Interim framework available at: https://www.whitehouse.gov/administration/eop/ceq/initiatives/oceans/interim-framework
CFA testified at the National Ocean Policy Hearing in September
“Because fishermen are so much a part of our coastal communities and ocean waters and because fishermen have a working knowledge of ocean waters, they must be part of the Administration’s ocean policy making and planning process. The development of an effective ocean policy and planning process requires that fishing men and women be at the table. The Commercial Fishermen of America welcome that invitation.”
“Ocean zoning or spatial planning can help to avoid future conflicts among different uses or users of ocean waters. We know in the fishing industry we have had informal agreements among different gear types, for example, between trawlers and trap fishermen to avoid each others operations. Or, even between trap fishermen and tug-and-barge operations to avoid gear entanglement and loss. Thus, spatial planning could be advantageous to fishing – as long as it’s remembered that fishermen have to be able to follow the fish.”

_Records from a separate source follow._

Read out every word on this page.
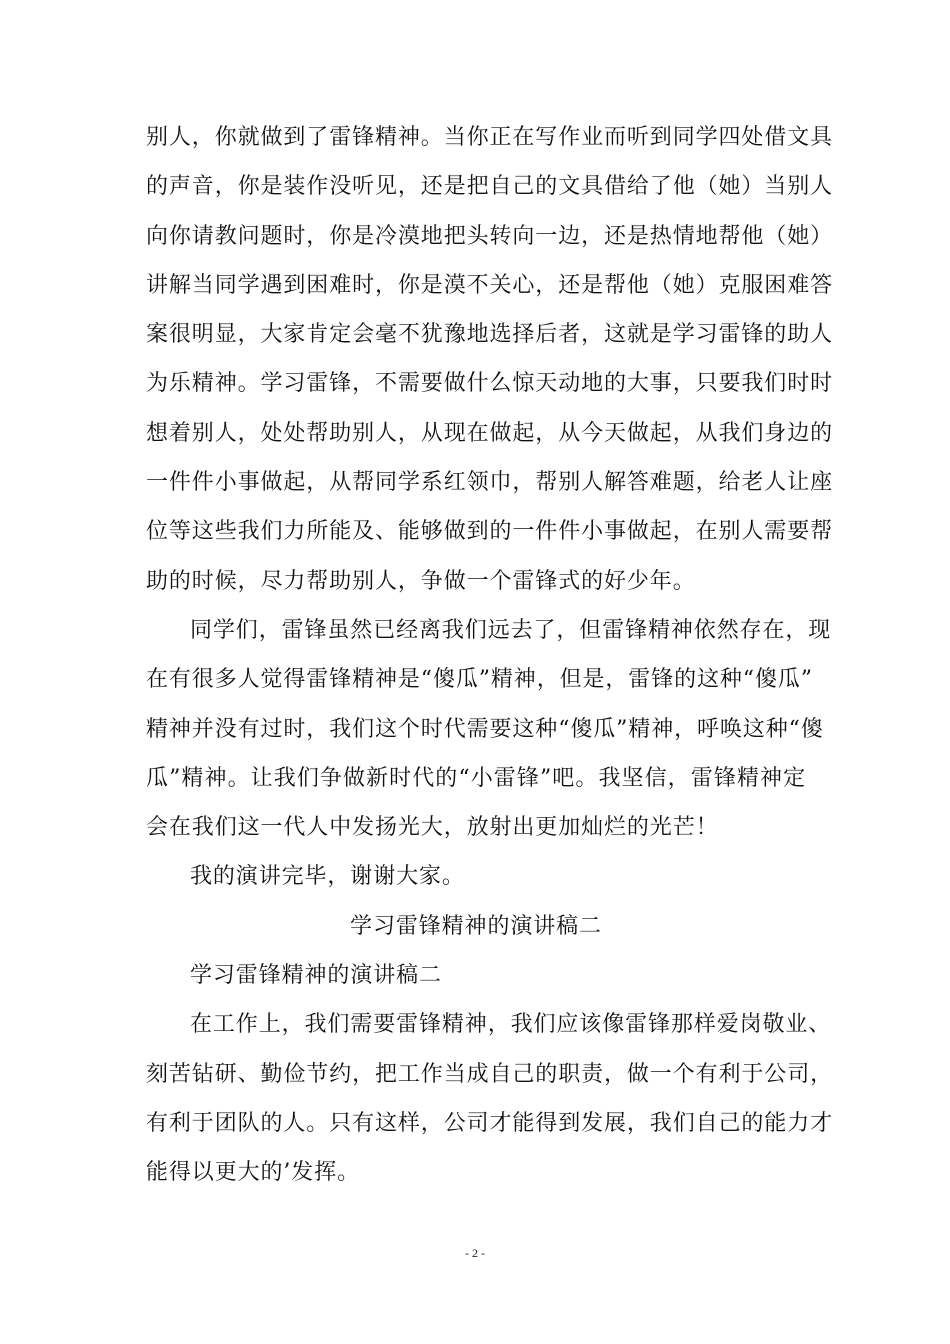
别人，你就做到了雷锋精神。当你正在写作业而听到同学四处借文具
的声音，你是装作没听见，还是把自己的文具借给了他（她）当别人
向你请教问题时，你是冷漠地把头转向一边，还是热情地帮他（她）
讲解当同学遇到困难时，你是漠不关心，还是帮他（她）克服困难答
案很明显，大家肯定会毫不犹豫地选择后者，这就是学习雷锋的助人
为乐精神。学习雷锋，不需要做什么惊天动地的大事，只要我们时时
想着别人，处处帮助别人，从现在做起，从今天做起，从我们身边的
一件件小事做起，从帮同学系红领巾，帮别人解答难题，给老人让座
位等这些我们力所能及、能够做到的一件件小事做起，在别人需要帮
助的时候，尽力帮助别人，争做一个雷锋式的好少年。
同学们，雷锋虽然已经离我们远去了，但雷锋精神依然存在，现
在有很多人觉得雷锋精神是“傻瓜”精神，但是，雷锋的这种“傻瓜”
精神并没有过时，我们这个时代需要这种“傻瓜”精神，呼唤这种“傻
瓜”精神。让我们争做新时代的“小雷锋”吧。我坚信，雷锋精神定
会在我们这一代人中发扬光大，放射出更加灿烂的光芒！
我的演讲完毕，谢谢大家。
学习雷锋精神的演讲稿二
学习雷锋精神的演讲稿二
在工作上，我们需要雷锋精神，我们应该像雷锋那样爱岗敬业、
刻苦钻研、勤俭节约，把工作当成自己的职责，做一个有利于公司，
有利于团队的人。只有这样，公司才能得到发展，我们自己的能力才
能得以更大的’发挥。
- 2 -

“Aquaculture development would be safer conducted ashore – and have less of a carbon footprint. NOAA should focus its aquaculture plans for on-shore, contained facilities that are much safer and do not threaten our native marine life.”
“As there are many regional and national agencies with a stake in protecting and managing our oceans and waterway’s health, we need to improve communication and coordination between the agencies and increase capacity to respond to negative impacts in a swift and cohesive manner. NOAA needs to have more of a leadership role in all policy decisions affecting our oceans. The Commercial Fishermen of America welcomes the opportunity to work with the Interagency Ocean Task Force to help ensure the implementation of a truly comprehensive and workable National Ocean Policy.”
CFA’s Jeremy Brown and Sara Randall Speak to the Importance of Sustaining Fishing Communities at Seafood Summit
The International Seafood Summit 2010: Challenging Assumptions in a Changing World took place in Paris, France from 31 January – 2 February 2010, bringing together over 600 representatives of the seafood industry and conservation community.
The National Organizer Sara Randall moderated a panel including Jeremy Brown from Bellingham, WA, fisherman and Vice-president of the Commercial Fishermen of America, Kim Libby from Port Cylde, ME, founder of the first Community Supported Fishery (CSF) and Barbara Rodenburg of the Wadden Sea in the Netherlands.
Their panel “The Role of Direct Marketing in Sustaining Fishing Communities,” looked at successful initiatives by fishing communities to promote direct marketing approaches, including “community supported fisheries” and co-ops.
OBAMA ADMINISTRATION, GOVERNORS, AND KLAMATH COMMUNITIES SIGN PACT FOR KLAMATH DAM REMOVAL
Members of a broad-based coalition that spent five years to craft an agreement have now cemented a 50-year commitment to restore the Klamath Basin’s fisheries and economy.
The Governors of Oregon and California, the Secretary of the Interior, and Obama administration officials signed the Klamath Basin Restoration Agreement (KBRA), which addresses environmental and economic issues, and the Klamath Hydropower Settlement Agreement (KHSA), which outlines the removal of four Klamath River dams.
The KHSA includes the largest dam removal project in history, scheduled for 2020. Proponents of this plan state that for the first time in 100 years there is a chance to bring back some of the West Coast’s biggest salmon runs, with up to 230,000 acre-feet more water to be added to the Klamath River.
Critics of the agreement point out that dam removal will not occur until 2020, and in the process dam owner PacifCorp will continue operations that are degrading water quality and harming salmon. There is no specific agreement for removal of the dams, only a recommended process for determining whether the dams should be removed or not.
Also, commercial farming on 22,000 acres of the Lower Klamath and Tule Lake National Wildlife Refuge is planned to be locked in for 50 years rather than being phased out.